We are a self-serving people. Meeting our own needs has become the purpose and pursuit of our days. In privilege, if we want it, we take it. In oppression, if someone wants it, they take it from us without as much as a thought of what we will do without. Corporations buy low, sell high. People become invisible and robbed of their humanity. Respect and dignity have succumb to GNP and national debt, a defining strata of developed and developing nations, first-world, second-world, third-world countries—what have we become as a people created equal whose value is in their Creator and their being created in the Creator's Image?
Our religion has become an instrument for the assault and abuse of the very people its calls people to love. Human expressions of reality provide a dogma that instead of freeing people to love and care and be in service to one another, divides . . . separates . . . excludes . . . and condemns. The makers of dogma rape persons of their innocence and kill their ability to be heard and find justice in a community that claims peace and justice to be at the heart of its existence.

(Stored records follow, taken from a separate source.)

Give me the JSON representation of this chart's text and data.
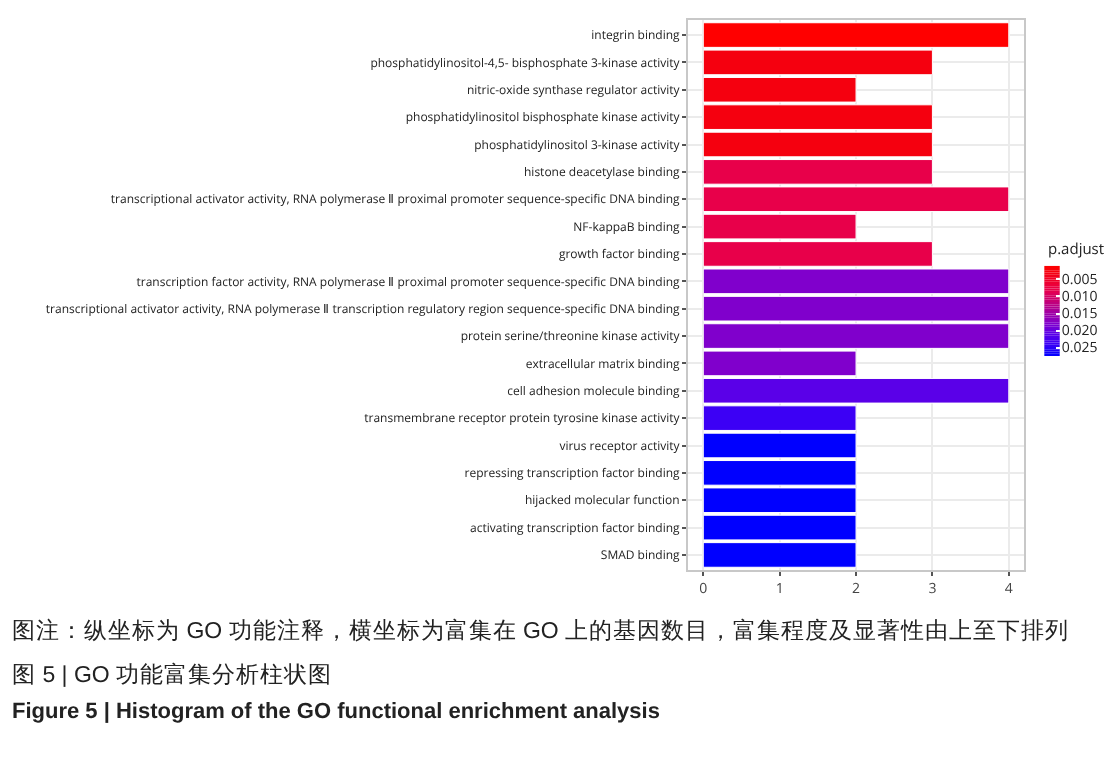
{
  "chart_data": {
    "type": "bar",
    "orientation": "horizontal",
    "title": "图 5 | GO 功能富集分析柱状图",
    "subtitle": "Figure 5 | Histogram of the GO functional enrichment analysis",
    "annotations": [
      "图注：纵坐标为 GO 功能注释，横坐标为富集在 GO 上的基因数目，富集程度及显著性由上至下排列"
    ],
    "categories": [
      "integrin binding",
      "phosphatidylinositol-4,5- bisphosphate 3-kinase activity",
      "nitric-oxide synthase regulator activity",
      "phosphatidylinositol bisphosphate kinase activity",
      "phosphatidylinositol 3-kinase activity",
      "histone deacetylase binding",
      "transcriptional activator activity, RNA polymerase Ⅱ proximal promoter sequence-specific DNA binding",
      "NF-kappaB binding",
      "growth factor binding",
      "transcription factor activity, RNA polymerase Ⅱ proximal promoter sequence-specific DNA binding",
      "transcriptional activator activity, RNA polymerase Ⅱ transcription regulatory region sequence-specific DNA binding",
      "protein serine/threonine kinase activity",
      "extracellular matrix binding",
      "cell adhesion molecule binding",
      "transmembrane receptor protein tyrosine kinase activity",
      "virus receptor activity",
      "repressing transcription factor binding",
      "hijacked molecular function",
      "activating transcription factor binding",
      "SMAD binding"
    ],
    "values": [
      4,
      3,
      2,
      3,
      3,
      3,
      4,
      2,
      3,
      4,
      4,
      4,
      2,
      4,
      2,
      2,
      2,
      2,
      2,
      2
    ],
    "cvalues": [
      0.001,
      0.003,
      0.003,
      0.003,
      0.003,
      0.008,
      0.008,
      0.008,
      0.008,
      0.018,
      0.018,
      0.018,
      0.018,
      0.021,
      0.024,
      0.0275,
      0.0275,
      0.0275,
      0.0275,
      0.0275
    ],
    "colors": [
      "#ff0000",
      "#f5000f",
      "#f5000f",
      "#f5000f",
      "#f5000f",
      "#e8004a",
      "#e8004a",
      "#e8004a",
      "#e8004a",
      "#8000cc",
      "#8000cc",
      "#8000cc",
      "#8000cc",
      "#5a00e8",
      "#3c00f5",
      "#0000ff",
      "#0000ff",
      "#0000ff",
      "#0000ff",
      "#0000ff"
    ],
    "clabel": "p.adjust",
    "clim": [
      0.001,
      0.0275
    ],
    "cticks": [
      0.005,
      {
        "value": 0.01,
        "label": "0.010"
      },
      0.015,
      {
        "value": 0.02,
        "label": "0.020"
      },
      0.025
    ],
    "xlim": [
      -0.2,
      4.2
    ],
    "xticks": [
      0,
      1,
      2,
      3,
      4
    ],
    "grid": true
  }
}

Our politics have been so removed from the politics of Jesus . . . "you are to love one another, even as you have been loved by God" . . . to a means of a prosperity dream that is rigged by the wealthy, for the wealthy, at the expense of the poorest of poor. And, the poor have been kept in poverty not by their choice or ability to make a difference, but by systems that exclude them from healthcare, education, having a voice that is heard, having a community that represents them fairly in equality and an equity of access to the resources controlled by a select few. When the top 2% of the wealthy control more than the combined 98% of the "others", something has not just gone wrong. Something has been going wrong and made wrong is ways that are so complex and complicated that the majority of the 98% have no way or means to right the system.